Davin spent lots of hours rebuilding the 216-cubic-inch straight-six for the 1950 Chevrolet 3600 pickup, but the fact of the matter is that without a fuel system that engine would just be a pretty hunk of metal. That’s why, on the latest Redline Rebuild Update, he dives into getting the chassis set up to feed the engine its necessary fuel.

The fuel system on a vintage pickup like this Chevy is darn simple—it’s a tank. The original piece is crusty inside, but Davin wants to save it if at all possible. It eliminates the cost of buying a new item, and why replace something that might be solid with just a little elbow grease applied? Well, maybe he should have taken the sending unit’s resistance to exit the old tank as to how crusty the inside might truly be.

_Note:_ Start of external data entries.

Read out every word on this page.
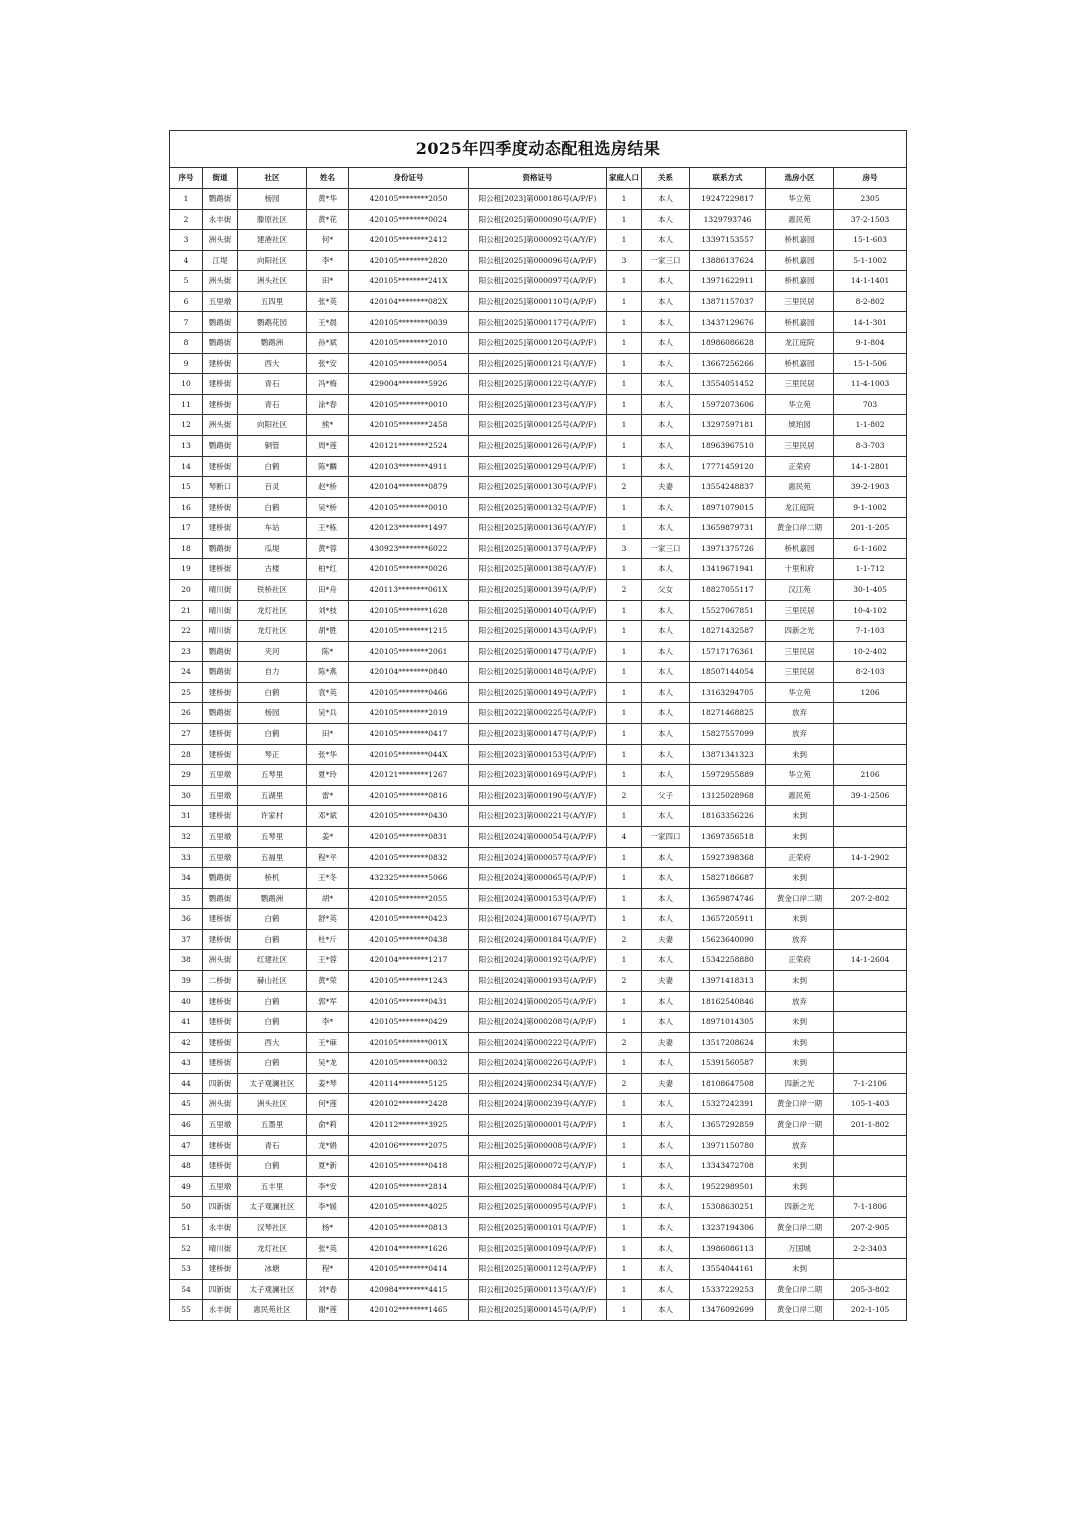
2025年四季度动态配租选房结果										
序号	街道	社区	姓名	身份证号	资格证号	家庭人口	关系	联系方式	选房小区	房号
1	鹦鹉街	杨园	黄*华	420105********2050	阳公租[2023]第000186号(A/P/F)	1	本人	19247229817	华立苑	2305
2	永丰街	滕原社区	黄*花	420105********0024	阳公租[2025]第000090号(A/P/F)	1	本人	1329793746	惠民苑	37-2-1503
3	洲头街	建港社区	何*	420105********2412	阳公租[2025]第000092号(A/Y/F)	1	本人	13397153557	桥机嘉园	15-1-603
4	江堤	向阳社区	李*	420105********2820	阳公租[2025]第000096号(A/P/F)	3	一家三口	13886137624	桥机嘉园	5-1-1002
5	洲头街	洲头社区	田*	420105********241X	阳公租[2025]第000097号(A/P/F)	1	本人	13971622911	桥机嘉园	14-1-1401
6	五里墩	五四里	张*英	420104********082X	阳公租[2025]第000110号(A/P/F)	1	本人	13871157037	三里民居	8-2-802
7	鹦鹉街	鹦鹉花园	王*晨	420105********0039	阳公租[2025]第000117号(A/P/F)	1	本人	13437129676	桥机嘉园	14-1-301
8	鹦鹉街	鹦鹉洲	孙*斌	420105********2010	阳公租[2025]第000120号(A/P/F)	1	本人	18986086628	龙江庭院	9-1-804
9	建桥街	西大	张*安	420105********0054	阳公租[2025]第000121号(A/Y/F)	1	本人	13667256266	桥机嘉园	15-1-506
10	建桥街	青石	冯*梅	429004********5926	阳公租[2025]第000122号(A/Y/F)	1	本人	13554051452	三里民居	11-4-1003
11	建桥街	青石	涂*春	420105********0010	阳公租[2025]第000123号(A/Y/F)	1	本人	15972073606	华立苑	703
12	洲头街	向阳社区	熊*	420105********2458	阳公租[2025]第000125号(A/P/F)	1	本人	13297597181	琥珀园	1-1-802
13	鹦鹉街	铜管	周*莲	420121********2524	阳公租[2025]第000126号(A/P/F)	1	本人	18963967510	三里民居	8-3-703
14	建桥街	白鹤	陈*麟	420103********4911	阳公租[2025]第000129号(A/P/F)	1	本人	17771459120	正荣府	14-1-2801
15	琴断口	百灵	赵*桥	420104********0879	阳公租[2025]第000130号(A/P/F)	2	夫妻	13554248837	惠民苑	39-2-1903
16	建桥街	白鹤	吴*桥	420105********0010	阳公租[2025]第000132号(A/P/F)	1	本人	18971079015	龙江庭院	9-1-1002
17	建桥街	车站	王*栋	420123********1497	阳公租[2025]第000136号(A/Y/F)	1	本人	13659879731	黄金口岸二期	201-1-205
18	鹦鹉街	瓜堤	黄*蓉	430923********6022	阳公租[2025]第000137号(A/P/F)	3	一家三口	13971375726	桥机嘉园	6-1-1602
19	建桥街	古楼	柏*红	420105********0026	阳公租[2025]第000138号(A/Y/F)	1	本人	13419671941	十里和府	1-1-712
20	晴川街	铁桥社区	田*舟	420113********061X	阳公租[2025]第000139号(A/P/F)	2	父女	18827055117	汉江苑	30-1-405
21	晴川街	龙灯社区	刘*枝	420105********1628	阳公租[2025]第000140号(A/P/F)	1	本人	15527067851	三里民居	10-4-102
22	晴川街	龙灯社区	胡*胜	420105********1215	阳公租[2025]第000143号(A/P/F)	1	本人	18271432587	四新之光	7-1-103
23	鹦鹉街	夹河	陈*	420105********2061	阳公租[2025]第000147号(A/P/F)	1	本人	15717176361	三里民居	10-2-402
24	鹦鹉街	自力	陈*燕	420104********0840	阳公租[2025]第000148号(A/P/F)	1	本人	18507144054	三里民居	8-2-103
25	建桥街	白鹤	袁*英	420105********0466	阳公租[2025]第000149号(A/P/F)	1	本人	13163294705	华立苑	1206
26	鹦鹉街	杨园	吴*兵	420105********2019	阳公租[2022]第000225号(A/P/F)	1	本人	18271468825	放弃	
27	建桥街	白鹤	田*	420105********0417	阳公租[2023]第000147号(A/P/F)	1	本人	15827557099	放弃	
28	建桥街	琴正	张*华	420105********044X	阳公租[2023]第000153号(A/P/F)	1	本人	13871341323	未到	
29	五里墩	五琴里	夏*玲	420121********1267	阳公租[2023]第000169号(A/P/F)	1	本人	15972955889	华立苑	2106
30	五里墩	五湖里	雷*	420105********0816	阳公租[2023]第000190号(A/Y/F)	2	父子	13125028968	惠民苑	39-1-2506
31	建桥街	许家村	邓*斌	420105********0430	阳公租[2023]第000221号(A/Y/F)	1	本人	18163356226	未到	
32	五里墩	五琴里	姜*	420105********0831	阳公租[2024]第000054号(A/P/F)	4	一家四口	13697356518	未到	
33	五里墩	五福里	程*平	420105********0832	阳公租[2024]第000057号(A/P/F)	1	本人	15927398368	正荣府	14-1-2902
34	鹦鹉街	桥机	王*冬	432325********5066	阳公租[2024]第000065号(A/P/F)	1	本人	15827186687	未到	
35	鹦鹉街	鹦鹉洲	胡*	420105********2055	阳公租[2024]第000153号(A/P/F)	1	本人	13659874746	黄金口岸二期	207-2-802
36	建桥街	白鹤	舒*英	420105********0423	阳公租[2024]第000167号(A/P/T)	1	本人	13657205911	未到	
37	建桥街	白鹤	杜*斤	420105********0438	阳公租[2024]第000184号(A/P/F)	2	夫妻	15623640090	放弃	
38	洲头街	红建社区	王*蓉	420104********1217	阳公租[2024]第000192号(A/P/F)	1	本人	15342258880	正荣府	14-1-2604
39	二桥街	赫山社区	黄*荣	420105********1243	阳公租[2024]第000193号(A/P/F)	2	夫妻	13971418313	未到	
40	建桥街	白鹤	郭*军	420105********0431	阳公租[2024]第000205号(A/P/F)	1	本人	18162540846	放弃	
41	建桥街	白鹤	李*	420105********0429	阳公租[2024]第000208号(A/P/F)	1	本人	18971014305	未到	
42	建桥街	西大	王*麻	420105********001X	阳公租[2024]第000222号(A/P/F)	2	夫妻	13517208624	未到	
43	建桥街	白鹤	吴*龙	420105********0032	阳公租[2024]第000226号(A/P/F)	1	本人	15391560587	未到	
44	四新街	太子观澜社区	姜*琴	420114********5125	阳公租[2024]第000234号(A/Y/F)	2	夫妻	18108647508	四新之光	7-1-2106
45	洲头街	洲头社区	何*莲	420102********2428	阳公租[2024]第000239号(A/Y/F)	1	本人	15327242391	黄金口岸一期	105-1-403
46	五里墩	五墨里	俞*莉	420112********3925	阳公租[2025]第000001号(A/P/F)	1	本人	13657292859	黄金口岸一期	201-1-802
47	建桥街	青石	龙*娟	420106********2075	阳公租[2025]第000008号(A/P/F)	1	本人	13971150780	放弃	
48	建桥街	白鹤	夏*新	420105********0418	阳公租[2025]第000072号(A/Y/F)	1	本人	13343472708	未到	
49	五里墩	五丰里	李*安	420105********2814	阳公租[2025]第000084号(A/P/F)	1	本人	19522989501	未到	
50	四新街	太子观澜社区	李*媛	420105********4025	阳公租[2025]第000095号(A/P/F)	1	本人	15308630251	四新之光	7-1-1806
51	永丰街	汉琴社区	杨*	420105********0813	阳公租[2025]第000101号(A/P/F)	1	本人	13237194306	黄金口岸二期	207-2-905
52	晴川街	龙灯社区	张*英	420104********1626	阳公租[2025]第000109号(A/P/F)	1	本人	13986086113	万国城	2-2-3403
53	建桥街	冰塘	程*	420105********0414	阳公租[2025]第000112号(A/P/F)	1	本人	13554044161	未到	
54	四新街	太子观澜社区	刘*春	420984********4415	阳公租[2025]第000113号(A/Y/F)	1	本人	15337229253	黄金口岸二期	205-3-802
55	永丰街	惠民苑社区	谢*莲	420102********1465	阳公租[2025]第000145号(A/P/F)	1	本人	13476092699	黄金口岸二期	202-1-105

“I had high hopes for being able to knock out the rust and use the tank,” Davin says about his plans for reusing the existing parts. “In the long run it saved me some time, so I guess I shouldn’t be too mad it sprung a leak right away.”

That leak was just a pinhole, but further cleaning with milkstone to remove rust was likely going to only increase the number of pinholes. Davin elected to replace the tank at that point, since a replacement tank was readily available. It’s worth a reminder that there are methods for fixing pinholes in tanks if a replacement cannot be sourced. In this instance though, taking the time to braze each pinhole and defect would likely cost just as much as replacing the whole unit—unless your time is worthless.

Once the new tank is in, the rest of the system goes together quickly. Fresh rubber hoses for the fill neck and vent hose, and a shutoff and hardline running along the chassis to feed the mechanical fuel pump mounted on the engine—an engine that is getting awfully close to being reinstalled in the chassis.